Yes, in Your Backyard: Forced Technological Adoption and Spatial Externalities. I study a phenomenon of hastened technology adoption facilitated by a negative spatial externality. GMO seeds have been engineered to withstand the application of particular weedkillers: farmers can use them in-crop, killing the weeds, leaving the crop unscathed.  I show that the adoption of such seeds generates negative externalities on downwind neighbors, increasing the probability of the adoption of the same seed by 29% as well as a conversion of cropland to different crops able to withstand the weedkiller.  Overall yields remained unchanged as the benefits of the weedkiller on yields are offset by the negative effects of crop failures for neighbors. Consequences of such rapid adoption include possible monopolization on the seed market. [TSE working paper]

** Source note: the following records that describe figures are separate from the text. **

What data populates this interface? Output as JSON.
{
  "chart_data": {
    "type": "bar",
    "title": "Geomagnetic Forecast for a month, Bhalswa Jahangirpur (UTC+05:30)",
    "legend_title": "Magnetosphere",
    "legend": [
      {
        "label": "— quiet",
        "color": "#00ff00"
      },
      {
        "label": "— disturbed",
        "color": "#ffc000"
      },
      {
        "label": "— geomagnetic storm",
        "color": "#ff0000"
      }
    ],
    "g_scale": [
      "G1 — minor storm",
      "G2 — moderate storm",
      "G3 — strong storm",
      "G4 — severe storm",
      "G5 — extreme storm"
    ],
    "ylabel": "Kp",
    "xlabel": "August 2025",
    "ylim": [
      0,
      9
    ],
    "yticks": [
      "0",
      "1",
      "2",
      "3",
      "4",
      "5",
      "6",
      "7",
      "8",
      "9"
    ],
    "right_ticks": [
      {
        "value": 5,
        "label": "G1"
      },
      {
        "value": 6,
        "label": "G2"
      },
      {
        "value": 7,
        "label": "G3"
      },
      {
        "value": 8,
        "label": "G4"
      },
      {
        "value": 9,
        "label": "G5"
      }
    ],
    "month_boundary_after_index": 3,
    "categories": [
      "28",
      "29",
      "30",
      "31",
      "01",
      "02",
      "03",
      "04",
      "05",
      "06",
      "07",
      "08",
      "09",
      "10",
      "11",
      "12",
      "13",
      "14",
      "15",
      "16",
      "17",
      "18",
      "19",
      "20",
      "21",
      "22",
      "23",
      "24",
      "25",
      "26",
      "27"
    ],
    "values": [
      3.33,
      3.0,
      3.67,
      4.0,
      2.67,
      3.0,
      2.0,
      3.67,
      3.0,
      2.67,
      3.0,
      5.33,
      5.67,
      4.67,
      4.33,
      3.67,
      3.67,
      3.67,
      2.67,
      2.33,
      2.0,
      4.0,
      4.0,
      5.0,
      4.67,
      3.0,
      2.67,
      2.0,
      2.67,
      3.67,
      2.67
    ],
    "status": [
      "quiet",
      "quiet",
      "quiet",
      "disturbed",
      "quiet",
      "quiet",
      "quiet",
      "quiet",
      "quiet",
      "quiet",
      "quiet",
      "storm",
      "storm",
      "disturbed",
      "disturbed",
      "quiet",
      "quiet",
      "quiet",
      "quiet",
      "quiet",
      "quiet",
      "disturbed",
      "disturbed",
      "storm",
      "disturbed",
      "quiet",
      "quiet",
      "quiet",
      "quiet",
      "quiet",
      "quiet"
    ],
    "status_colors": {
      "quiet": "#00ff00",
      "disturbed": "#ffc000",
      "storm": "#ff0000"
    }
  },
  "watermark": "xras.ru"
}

Payment for Ecosystem Services and the Preservation of Forest Cover in Ecuador. Policies for habitat preservation are increasingly favoring contractual schemes whereby conservation actions undertaken by private individuals are voluntary but incentivized by payments. This is where their appeal lies, as opposed schemes relying on restriction of use or exclusion. It is also their weakness, but whether that's a fatal one is still an open debate. The present study analyzes such a scheme in Ecuador, and shows that not only enrolment was biased towards marginal land that was at a lower risk of deforestation anyway, but also that compliance fell short. As a result, deforestation dynamics were not altered by the program. This implies that targeting and enforcement should be a priority when considering designing a payment for ecosystem service scheme. 

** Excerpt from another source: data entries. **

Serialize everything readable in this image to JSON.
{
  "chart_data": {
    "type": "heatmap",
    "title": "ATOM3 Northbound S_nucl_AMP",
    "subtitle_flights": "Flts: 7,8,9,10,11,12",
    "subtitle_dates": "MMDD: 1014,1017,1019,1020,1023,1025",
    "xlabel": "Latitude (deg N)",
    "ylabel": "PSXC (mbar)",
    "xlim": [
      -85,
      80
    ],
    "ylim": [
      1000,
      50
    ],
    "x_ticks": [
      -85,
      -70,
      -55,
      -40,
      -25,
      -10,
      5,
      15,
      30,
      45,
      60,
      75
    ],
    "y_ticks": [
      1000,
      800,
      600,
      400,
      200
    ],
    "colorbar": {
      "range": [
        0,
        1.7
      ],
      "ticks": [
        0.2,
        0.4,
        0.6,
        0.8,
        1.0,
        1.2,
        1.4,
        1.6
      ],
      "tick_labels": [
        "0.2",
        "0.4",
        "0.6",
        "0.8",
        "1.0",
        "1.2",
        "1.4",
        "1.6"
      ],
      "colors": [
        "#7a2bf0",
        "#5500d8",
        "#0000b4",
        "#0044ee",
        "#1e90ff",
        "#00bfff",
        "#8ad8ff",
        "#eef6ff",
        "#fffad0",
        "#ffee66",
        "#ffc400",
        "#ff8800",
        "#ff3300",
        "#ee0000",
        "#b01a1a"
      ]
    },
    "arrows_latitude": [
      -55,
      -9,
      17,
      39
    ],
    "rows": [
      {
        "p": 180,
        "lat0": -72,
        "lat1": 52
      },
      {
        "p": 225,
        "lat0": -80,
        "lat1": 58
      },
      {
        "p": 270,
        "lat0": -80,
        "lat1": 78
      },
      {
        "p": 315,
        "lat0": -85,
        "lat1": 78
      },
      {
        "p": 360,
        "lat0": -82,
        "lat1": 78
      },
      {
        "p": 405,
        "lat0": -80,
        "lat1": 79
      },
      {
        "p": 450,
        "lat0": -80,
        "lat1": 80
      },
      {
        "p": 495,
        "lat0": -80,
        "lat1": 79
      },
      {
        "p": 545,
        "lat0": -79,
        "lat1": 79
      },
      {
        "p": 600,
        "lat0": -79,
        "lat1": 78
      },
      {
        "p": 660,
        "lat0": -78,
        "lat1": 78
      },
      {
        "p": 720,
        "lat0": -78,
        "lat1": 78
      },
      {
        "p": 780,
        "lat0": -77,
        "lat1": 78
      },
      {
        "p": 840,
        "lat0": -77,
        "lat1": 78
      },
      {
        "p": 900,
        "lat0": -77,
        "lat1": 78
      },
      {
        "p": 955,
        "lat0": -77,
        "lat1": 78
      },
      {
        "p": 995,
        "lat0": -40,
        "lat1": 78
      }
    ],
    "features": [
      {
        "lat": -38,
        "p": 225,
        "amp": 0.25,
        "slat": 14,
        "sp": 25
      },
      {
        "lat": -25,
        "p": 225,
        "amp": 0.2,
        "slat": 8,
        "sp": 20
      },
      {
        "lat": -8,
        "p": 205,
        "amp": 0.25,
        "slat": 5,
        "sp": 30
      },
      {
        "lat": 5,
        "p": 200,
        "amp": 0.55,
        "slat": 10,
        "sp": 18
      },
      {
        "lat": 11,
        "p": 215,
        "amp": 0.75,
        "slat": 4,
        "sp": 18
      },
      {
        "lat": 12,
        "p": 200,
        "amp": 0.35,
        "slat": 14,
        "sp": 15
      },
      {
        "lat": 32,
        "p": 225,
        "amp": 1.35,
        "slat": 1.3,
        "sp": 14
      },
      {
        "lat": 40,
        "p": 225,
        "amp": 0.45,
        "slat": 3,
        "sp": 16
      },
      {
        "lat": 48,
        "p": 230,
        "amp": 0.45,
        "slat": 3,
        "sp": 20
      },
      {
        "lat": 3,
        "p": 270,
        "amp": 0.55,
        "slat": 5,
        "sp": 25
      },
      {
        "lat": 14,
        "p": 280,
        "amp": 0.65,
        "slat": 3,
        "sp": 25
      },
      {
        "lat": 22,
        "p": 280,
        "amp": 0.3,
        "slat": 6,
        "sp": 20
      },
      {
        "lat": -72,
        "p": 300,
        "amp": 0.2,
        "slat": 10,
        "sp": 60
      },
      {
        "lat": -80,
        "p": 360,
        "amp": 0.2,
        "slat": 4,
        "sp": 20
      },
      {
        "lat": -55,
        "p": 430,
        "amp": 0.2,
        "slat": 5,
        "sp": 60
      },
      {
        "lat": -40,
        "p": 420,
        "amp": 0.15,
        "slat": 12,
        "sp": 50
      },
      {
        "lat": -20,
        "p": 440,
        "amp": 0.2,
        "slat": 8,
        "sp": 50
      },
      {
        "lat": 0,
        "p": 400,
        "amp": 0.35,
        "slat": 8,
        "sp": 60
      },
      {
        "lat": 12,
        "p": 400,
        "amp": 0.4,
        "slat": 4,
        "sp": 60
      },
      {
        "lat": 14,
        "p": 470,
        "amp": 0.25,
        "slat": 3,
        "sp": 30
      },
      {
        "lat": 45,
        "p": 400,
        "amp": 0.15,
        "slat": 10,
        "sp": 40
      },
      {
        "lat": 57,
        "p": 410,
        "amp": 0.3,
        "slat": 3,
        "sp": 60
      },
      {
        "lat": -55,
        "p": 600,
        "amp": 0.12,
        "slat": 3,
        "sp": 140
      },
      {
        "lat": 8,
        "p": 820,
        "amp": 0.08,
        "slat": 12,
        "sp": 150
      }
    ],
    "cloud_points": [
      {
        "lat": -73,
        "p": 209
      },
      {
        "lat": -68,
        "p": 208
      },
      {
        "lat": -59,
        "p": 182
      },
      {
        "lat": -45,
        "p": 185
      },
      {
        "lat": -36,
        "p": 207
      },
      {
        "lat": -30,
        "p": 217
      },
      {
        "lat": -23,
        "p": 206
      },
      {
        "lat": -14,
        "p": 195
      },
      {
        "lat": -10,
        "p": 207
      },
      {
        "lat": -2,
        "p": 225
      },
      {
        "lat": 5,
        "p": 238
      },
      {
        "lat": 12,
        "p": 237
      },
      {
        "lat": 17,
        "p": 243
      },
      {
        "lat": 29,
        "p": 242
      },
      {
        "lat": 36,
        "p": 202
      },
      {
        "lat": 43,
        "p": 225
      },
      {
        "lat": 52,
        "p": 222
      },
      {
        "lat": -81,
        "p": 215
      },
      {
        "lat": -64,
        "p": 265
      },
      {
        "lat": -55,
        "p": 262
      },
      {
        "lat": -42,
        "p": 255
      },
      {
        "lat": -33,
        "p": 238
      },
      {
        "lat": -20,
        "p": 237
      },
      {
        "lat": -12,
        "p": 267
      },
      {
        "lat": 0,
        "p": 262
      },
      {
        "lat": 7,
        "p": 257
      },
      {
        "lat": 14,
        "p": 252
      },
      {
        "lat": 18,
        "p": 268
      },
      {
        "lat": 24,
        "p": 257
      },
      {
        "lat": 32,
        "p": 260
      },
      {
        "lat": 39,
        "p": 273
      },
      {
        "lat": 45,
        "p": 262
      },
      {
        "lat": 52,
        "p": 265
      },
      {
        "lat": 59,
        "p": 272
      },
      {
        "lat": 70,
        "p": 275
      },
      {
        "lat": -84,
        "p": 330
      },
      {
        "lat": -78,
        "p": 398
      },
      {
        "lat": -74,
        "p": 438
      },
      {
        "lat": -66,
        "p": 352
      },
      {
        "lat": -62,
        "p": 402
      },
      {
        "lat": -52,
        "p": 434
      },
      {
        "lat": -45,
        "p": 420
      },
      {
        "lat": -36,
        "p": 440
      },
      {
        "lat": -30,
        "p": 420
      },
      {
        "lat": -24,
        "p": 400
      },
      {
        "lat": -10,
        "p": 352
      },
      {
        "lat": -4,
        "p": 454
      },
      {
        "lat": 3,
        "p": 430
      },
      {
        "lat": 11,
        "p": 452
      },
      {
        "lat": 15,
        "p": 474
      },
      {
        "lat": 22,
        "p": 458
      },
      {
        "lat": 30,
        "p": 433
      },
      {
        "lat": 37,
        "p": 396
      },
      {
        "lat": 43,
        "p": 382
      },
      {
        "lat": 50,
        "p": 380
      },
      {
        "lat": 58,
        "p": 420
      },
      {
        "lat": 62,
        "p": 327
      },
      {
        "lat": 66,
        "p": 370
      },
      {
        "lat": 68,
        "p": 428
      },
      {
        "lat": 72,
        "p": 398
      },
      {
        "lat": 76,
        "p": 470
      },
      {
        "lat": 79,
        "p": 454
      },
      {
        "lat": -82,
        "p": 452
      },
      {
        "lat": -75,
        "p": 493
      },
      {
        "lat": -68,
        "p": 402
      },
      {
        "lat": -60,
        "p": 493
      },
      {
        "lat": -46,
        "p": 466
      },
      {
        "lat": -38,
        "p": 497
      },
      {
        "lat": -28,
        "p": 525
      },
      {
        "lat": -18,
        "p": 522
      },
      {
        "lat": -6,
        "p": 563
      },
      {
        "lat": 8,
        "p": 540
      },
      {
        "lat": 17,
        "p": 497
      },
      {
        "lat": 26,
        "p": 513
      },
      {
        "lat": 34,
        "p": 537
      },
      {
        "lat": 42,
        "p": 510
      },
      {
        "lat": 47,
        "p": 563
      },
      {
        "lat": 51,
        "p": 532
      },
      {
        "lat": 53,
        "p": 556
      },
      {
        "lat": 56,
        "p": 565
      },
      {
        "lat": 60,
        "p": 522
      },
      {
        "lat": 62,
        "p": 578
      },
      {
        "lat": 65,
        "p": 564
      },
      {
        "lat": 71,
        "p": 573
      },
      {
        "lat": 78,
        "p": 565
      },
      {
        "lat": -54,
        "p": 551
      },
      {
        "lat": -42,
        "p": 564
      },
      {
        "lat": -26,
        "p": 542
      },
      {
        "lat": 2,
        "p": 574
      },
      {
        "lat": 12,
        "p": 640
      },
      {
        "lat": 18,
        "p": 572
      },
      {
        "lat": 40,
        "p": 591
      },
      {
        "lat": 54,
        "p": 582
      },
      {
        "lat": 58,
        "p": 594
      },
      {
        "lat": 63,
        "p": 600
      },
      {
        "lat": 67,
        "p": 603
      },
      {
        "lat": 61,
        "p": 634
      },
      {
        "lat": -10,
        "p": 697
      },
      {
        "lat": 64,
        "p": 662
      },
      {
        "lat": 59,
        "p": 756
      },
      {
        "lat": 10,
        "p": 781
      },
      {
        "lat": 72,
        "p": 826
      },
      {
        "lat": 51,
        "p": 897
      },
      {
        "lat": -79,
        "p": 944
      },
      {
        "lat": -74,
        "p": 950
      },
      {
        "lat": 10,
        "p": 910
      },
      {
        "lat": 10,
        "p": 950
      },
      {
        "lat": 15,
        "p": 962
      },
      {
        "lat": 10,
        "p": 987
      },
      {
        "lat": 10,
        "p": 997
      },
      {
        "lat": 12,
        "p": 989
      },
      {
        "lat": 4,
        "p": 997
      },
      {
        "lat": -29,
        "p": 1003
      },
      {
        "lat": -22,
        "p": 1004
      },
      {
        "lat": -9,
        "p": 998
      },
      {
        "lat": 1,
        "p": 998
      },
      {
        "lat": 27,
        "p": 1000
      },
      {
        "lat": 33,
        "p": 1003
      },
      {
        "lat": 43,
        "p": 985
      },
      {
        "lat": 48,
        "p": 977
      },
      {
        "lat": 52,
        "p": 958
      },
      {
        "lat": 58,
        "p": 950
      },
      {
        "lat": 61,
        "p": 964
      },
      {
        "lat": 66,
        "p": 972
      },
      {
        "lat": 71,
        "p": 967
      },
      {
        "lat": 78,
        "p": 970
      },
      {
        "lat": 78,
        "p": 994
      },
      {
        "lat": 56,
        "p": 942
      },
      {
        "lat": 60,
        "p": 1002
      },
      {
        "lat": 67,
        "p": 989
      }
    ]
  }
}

What drives migratory pressure at the southern EU borders? In the wake of the "migration crisis" of 2015 in the Mediterranean region, environmental factors (e.g. droughts) have re-emerged as a possible major driver of emigration.  Systematically proving and quantifying their implication, however, has remained arduous, mostly for want of quality data on international migration with a global coverage of origin countries.  Here I propose the use of a novel data set for the study of migration drivers that hasn't, to my knowledge, been used for that purpose. They are correlated with another measure of distress-driven migration, applications for asylum (into the European Union), and respond in the expected direction to known drivers of migration (e.g. income at origin). Finally, weather shocks seem to influence this measure of distress-driven, but the picture is somewhat less clear here, likely due to the shortness of the panel of weather and migration data at hand. [CEEP working paper]

Work in progress

Agricultural landscape complexity and pest pressure: A Less Simplistic Approach to Landscape Complexity. With Eyal G. Frank.

Reversing Local Extinctions: The Economic Impacts of Reintroducing Wolves in North America. With Eyal G. Frank, Dominic P. Parker, Jennifer L. Raynor.

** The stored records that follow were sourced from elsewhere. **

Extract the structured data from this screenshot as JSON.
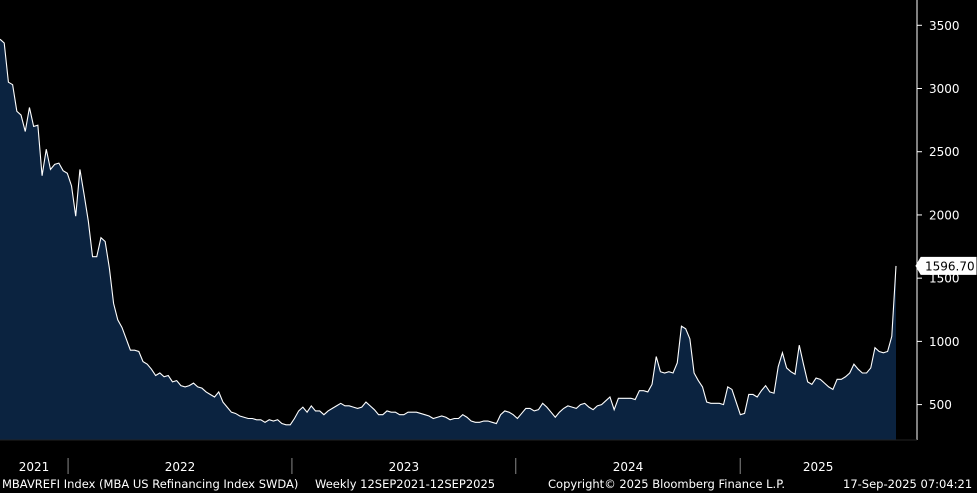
{
  "chart_data": {
    "type": "area",
    "series": [
      {
        "values": [
          3390,
          3360,
          3050,
          3030,
          2820,
          2790,
          2660,
          2850,
          2700,
          2710,
          2310,
          2520,
          2360,
          2400,
          2410,
          2350,
          2330,
          2230,
          1990,
          2360,
          2160,
          1950,
          1670,
          1670,
          1820,
          1790,
          1580,
          1300,
          1170,
          1110,
          1020,
          930,
          930,
          920,
          840,
          820,
          780,
          730,
          750,
          720,
          730,
          680,
          690,
          650,
          640,
          650,
          670,
          640,
          630,
          600,
          580,
          560,
          600,
          520,
          480,
          440,
          430,
          410,
          400,
          390,
          390,
          380,
          380,
          360,
          380,
          370,
          380,
          350,
          340,
          340,
          390,
          450,
          480,
          440,
          490,
          450,
          450,
          420,
          450,
          470,
          490,
          510,
          490,
          490,
          480,
          470,
          480,
          520,
          490,
          460,
          420,
          420,
          450,
          440,
          440,
          420,
          420,
          440,
          440,
          440,
          430,
          420,
          410,
          390,
          400,
          410,
          400,
          380,
          390,
          390,
          420,
          400,
          370,
          360,
          360,
          370,
          370,
          360,
          350,
          420,
          450,
          440,
          420,
          390,
          430,
          470,
          470,
          450,
          460,
          510,
          480,
          440,
          400,
          440,
          470,
          490,
          480,
          470,
          500,
          510,
          480,
          460,
          490,
          500,
          530,
          560,
          460,
          550,
          550,
          550,
          550,
          540,
          610,
          610,
          600,
          660,
          880,
          760,
          750,
          760,
          750,
          830,
          1120,
          1100,
          1020,
          750,
          690,
          640,
          520,
          510,
          510,
          510,
          500,
          640,
          620,
          520,
          420,
          430,
          580,
          580,
          560,
          610,
          650,
          600,
          590,
          800,
          910,
          790,
          760,
          740,
          970,
          820,
          680,
          660,
          710,
          700,
          670,
          640,
          620,
          700,
          700,
          720,
          750,
          820,
          780,
          750,
          750,
          790,
          950,
          920,
          910,
          920,
          1040,
          1596.7
        ]
      }
    ],
    "x_start": "2021-09-12",
    "x_end": "2025-09-12",
    "x_tick_labels": [
      "2021",
      "2022",
      "2023",
      "2024",
      "2025"
    ],
    "ylim": [
      220,
      3700
    ],
    "y_ticks": [
      500,
      1000,
      1500,
      2000,
      2500,
      3000,
      3500
    ],
    "last_value_label": "1596.70",
    "grid": false
  },
  "footer": {
    "ticker": "MBAVREFI Index (MBA US Refinancing Index SWDA)",
    "range": "Weekly 12SEP2021-12SEP2025",
    "copyright": "Copyright© 2025 Bloomberg Finance L.P.",
    "timestamp": "17-Sep-2025 07:04:21"
  },
  "colors": {
    "background": "#000000",
    "area_fill": "#0b2340",
    "line": "#ffffff",
    "axis": "#ffffff"
  }
}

Are Forest Conservation Programs a Cost-Effective Way to Fight Climate Change? A Meta-Analysis. With Sylvain Chabé-Ferret, Philippe Delacote, Anca Voia.

The Impact of Organic Farming on Productivity and Biodiversity: Evidence from a Natural Experiment. With Sylvain Chabé-Ferret, Marine Coinon, François Libois, Marta Pinzan, Arnaud Reynaud, Clelia Sirami, David Sheeren, Eva Tène.